MarketsEconomic TimesJun 16, 2026· 1 min read
Indian Manufacturing Sector Sees Robust Q4 Sales Growth, Led by Automotives

Indian listed private manufacturing companies reported a 14.5% sales increase in Q4 2026, driven by strong performance in automobiles, electrical machinery, and metals. The broader private sector and services also saw significant double-digit sales growth, indicating robust economic activity despite rising input costs.
India's listed private manufacturing companies recorded a significant 14.5% year-over-year sales increase in the fourth quarter of the fiscal year ending early 2026, according to recent Reserve Bank of India (RBI) data. This robust performance was primarily driven by strong demand in the automotive sector, electrical machinery, and metals industries, contributing substantially to the overall expansion of Indian industry during the period.

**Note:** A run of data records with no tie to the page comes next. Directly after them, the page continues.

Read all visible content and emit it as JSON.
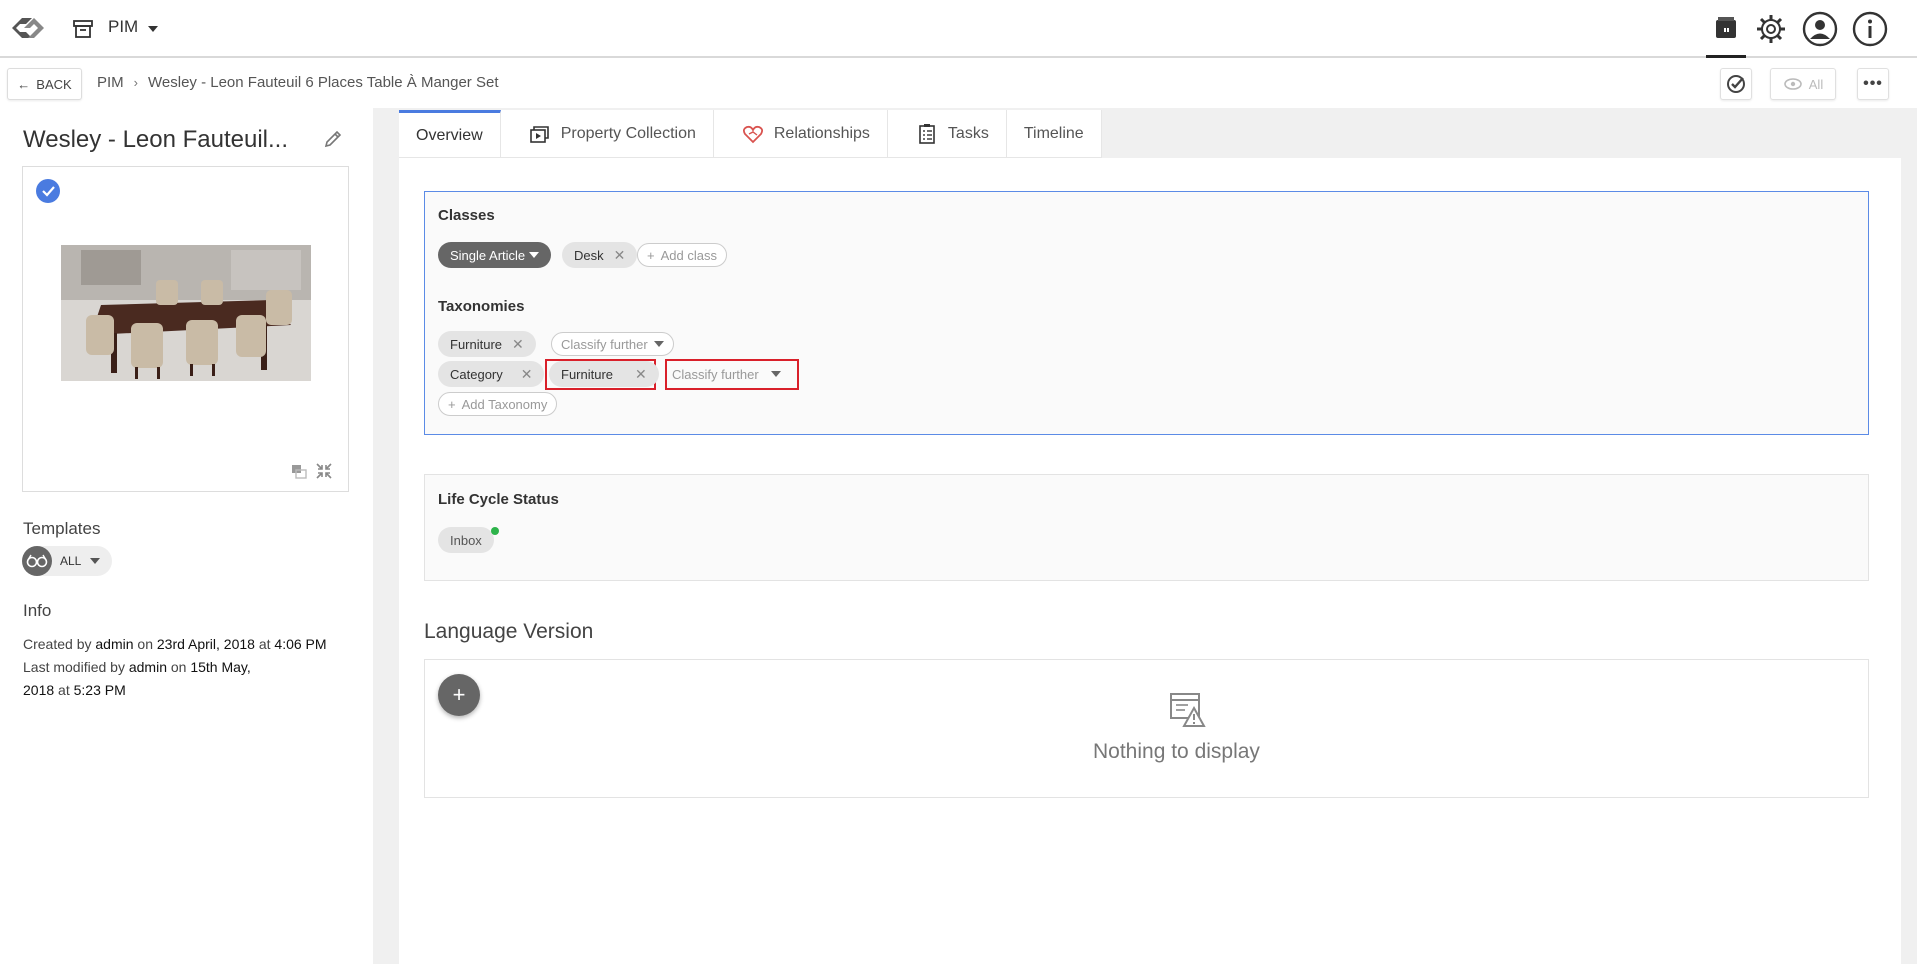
{
  "app": {
    "module": "PIM"
  },
  "header": {
    "back_label": "BACK",
    "breadcrumb": [
      "PIM",
      "Wesley - Leon Fauteuil 6 Places Table À Manger Set"
    ],
    "view_label": "All"
  },
  "entity": {
    "title": "Wesley - Leon Fauteuil...",
    "templates_label": "Templates",
    "templates_value": "ALL",
    "info_label": "Info",
    "info": {
      "created_prefix": "Created by",
      "created_by": "admin",
      "created_on_label": "on",
      "created_date": "23rd April, 2018",
      "at_label": "at",
      "created_time": "4:06 PM",
      "modified_prefix": "Last modified by",
      "modified_by": "admin",
      "modified_on_label": "on",
      "modified_date": "15th May,",
      "modified_date2": "2018",
      "modified_at_label": "at",
      "modified_time": "5:23 PM"
    }
  },
  "tabs": [
    "Overview",
    "Property Collection",
    "Relationships",
    "Tasks",
    "Timeline"
  ],
  "classes": {
    "title": "Classes",
    "primary": "Single Article",
    "secondary": "Desk",
    "add_label": "Add class"
  },
  "taxonomies": {
    "title": "Taxonomies",
    "row1": {
      "chip": "Furniture",
      "classify": "Classify further"
    },
    "row2": {
      "chip1": "Category",
      "chip2": "Furniture",
      "classify": "Classify further"
    },
    "add_label": "Add Taxonomy"
  },
  "lifecycle": {
    "title": "Life Cycle Status",
    "status": "Inbox"
  },
  "language": {
    "title": "Language Version",
    "empty": "Nothing to display",
    "add": "+"
  },
  "colors": {
    "accent": "#4a7be0",
    "highlight": "#d9202a",
    "status_dot": "#2db34a"
  }
}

The broader private corporate sector also reported double-digit sales growth, indicating a widespread positive momentum across various economic segments. While manufacturers experienced an increase in input costs, staff expenses showed a moderating trend, potentially aiding in margin management. Furthermore, the services sector mirrored this positive trajectory, also registering substantial sales expansion.
This data points to a healthy demand environment and operational resilience within India's private enterprise landscape. The growth in key manufacturing segments like automobiles and electrical machinery suggests underlying consumer and industrial demand strength, which is crucial for sustained economic expansion. The moderated staff costs, alongside rising input costs, will be a key area for businesses to manage profitability going forward.
Analyst's Take
While strong Q4 sales signal robust demand, the moderation in staff costs amid rising input costs for manufacturers could foreshadow future challenges in maintaining wage growth or, conversely, a margin squeeze if input cost inflation persists. This dynamic might lead to a lag in consumer spending growth despite current strong sales, as household income expansion could face headwinds, potentially visible in Q1/Q2 GDP components.